David Wentworth, director of viral programs at the J. Craig Venter Institute, represents another team in the network partnership. He told Clinical Sequencing News that his group currently does next-gen flu sequencing using a combination of Illumina machines and the Roche 454.
He said the hope in adopting the PGM would be for it to replace the 454 in that scheme.
"Part of the reason we want it, and that we are in this group, is for really rapid turnaround of high-priority viruses," Wentworth said. "The hope was that since we would man it directly in my lab and not in a core we could say something is high priority and get it done right away."
According to Wentworth, the institutes involved in the network are working with each other now to tweak the protocol to get the best genome coverage they can of the influenza virus.
"It's complicated in some ways because of the segmented nature of the genome," he said. "We use PCR at the front end to amplify the segments, and inherently, the small segments amplify better than the long segments."
Additionally, he said his team is also experimenting with phosphorylation to help with issues with ends of fragments.

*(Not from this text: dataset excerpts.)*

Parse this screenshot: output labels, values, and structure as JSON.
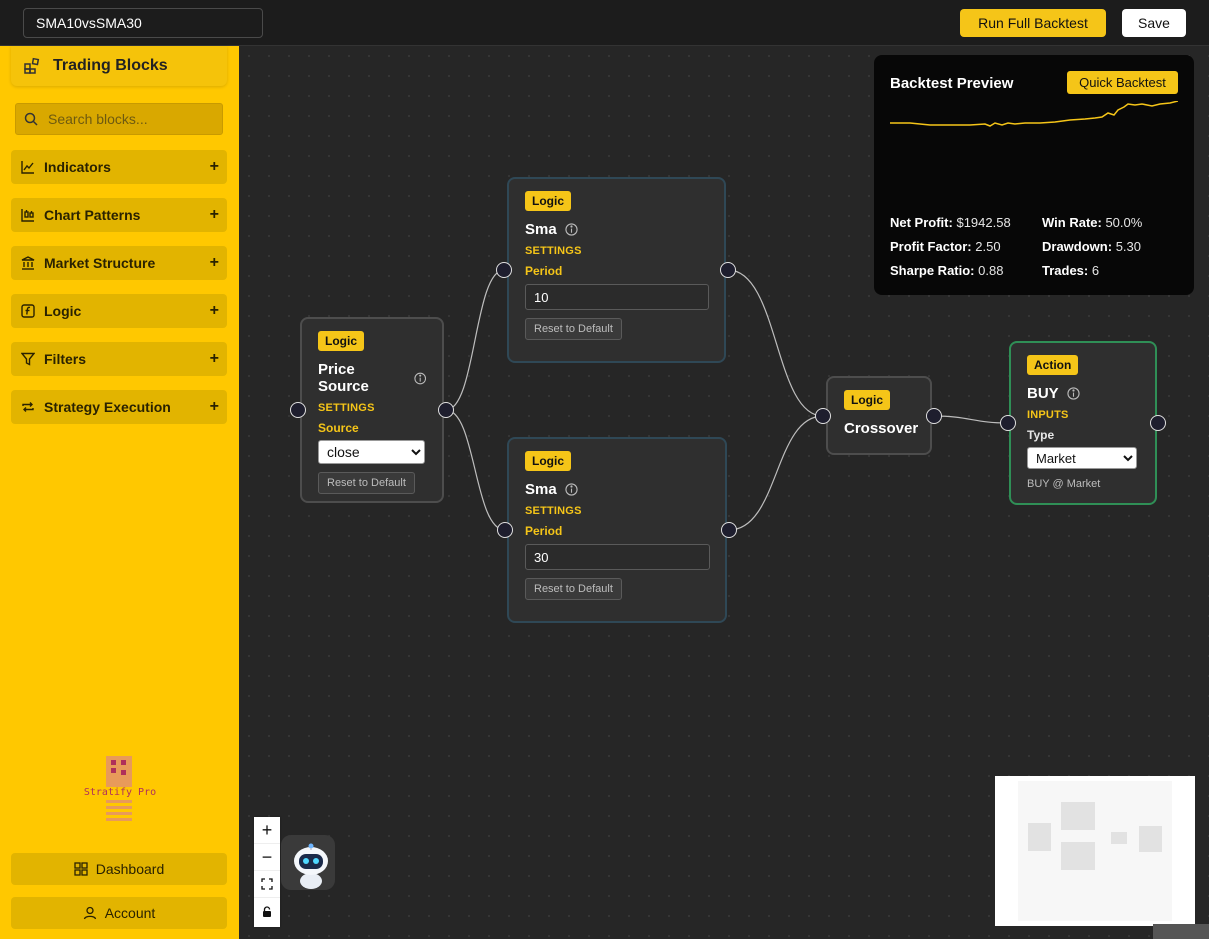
{
  "topbar": {
    "strategy_name": "SMA10vsSMA30",
    "run_full_backtest": "Run Full Backtest",
    "save": "Save"
  },
  "sidebar": {
    "title": "Trading Blocks",
    "search_placeholder": "Search blocks...",
    "categories": [
      {
        "label": "Indicators",
        "icon": "chart-line-icon"
      },
      {
        "label": "Chart Patterns",
        "icon": "candlestick-icon"
      },
      {
        "label": "Market Structure",
        "icon": "bank-icon"
      },
      {
        "label": "Logic",
        "icon": "function-icon"
      },
      {
        "label": "Filters",
        "icon": "filter-icon"
      },
      {
        "label": "Strategy Execution",
        "icon": "repeat-icon"
      }
    ],
    "expand_symbol": "+",
    "logo_text": "Stratify Pro",
    "dashboard": "Dashboard",
    "account": "Account"
  },
  "nodes": {
    "price_source": {
      "badge": "Logic",
      "title": "Price Source",
      "section": "SETTINGS",
      "field_label": "Source",
      "value": "close",
      "options": [
        "close"
      ],
      "reset": "Reset to Default"
    },
    "sma_top": {
      "badge": "Logic",
      "title": "Sma",
      "section": "SETTINGS",
      "field_label": "Period",
      "value": "10",
      "reset": "Reset to Default"
    },
    "sma_bottom": {
      "badge": "Logic",
      "title": "Sma",
      "section": "SETTINGS",
      "field_label": "Period",
      "value": "30",
      "reset": "Reset to Default"
    },
    "crossover": {
      "badge": "Logic",
      "title": "Crossover"
    },
    "buy": {
      "badge": "Action",
      "title": "BUY",
      "section": "INPUTS",
      "field_label": "Type",
      "value": "Market",
      "options": [
        "Market"
      ],
      "summary": "BUY @ Market"
    }
  },
  "preview": {
    "title": "Backtest Preview",
    "quick_backtest": "Quick Backtest",
    "line_color": "#f5c518",
    "stats": {
      "net_profit_label": "Net Profit:",
      "net_profit": "$1942.58",
      "win_rate_label": "Win Rate:",
      "win_rate": "50.0%",
      "profit_factor_label": "Profit Factor:",
      "profit_factor": "2.50",
      "drawdown_label": "Drawdown:",
      "drawdown": "5.30",
      "sharpe_label": "Sharpe Ratio:",
      "sharpe": "0.88",
      "trades_label": "Trades:",
      "trades": "6"
    }
  },
  "controls": {
    "zoom_in": "+",
    "zoom_out": "−"
  },
  "colors": {
    "accent": "#f5c518",
    "sidebar": "#ffc800",
    "canvas": "#262626",
    "action_border": "#2f8f56"
  }
}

"We think we've figured out that we could be helped by phosphorylation of the 5' end … but we are still trying to figure out how we can improve that, experimenting with phosphorylated primers versus phosphorylating after the reaction," he explained.
"But getting better coverage, that's the main thing we are all talking about" in the network, he said.
Wentworth added that his group has not worked with Life Tech's PathAmp Flu kit yet, which may also help with amplification issues.
According to Life Tech's Didier, the company expects the participating groups to be closer to publishing data from their work with the PGM after February.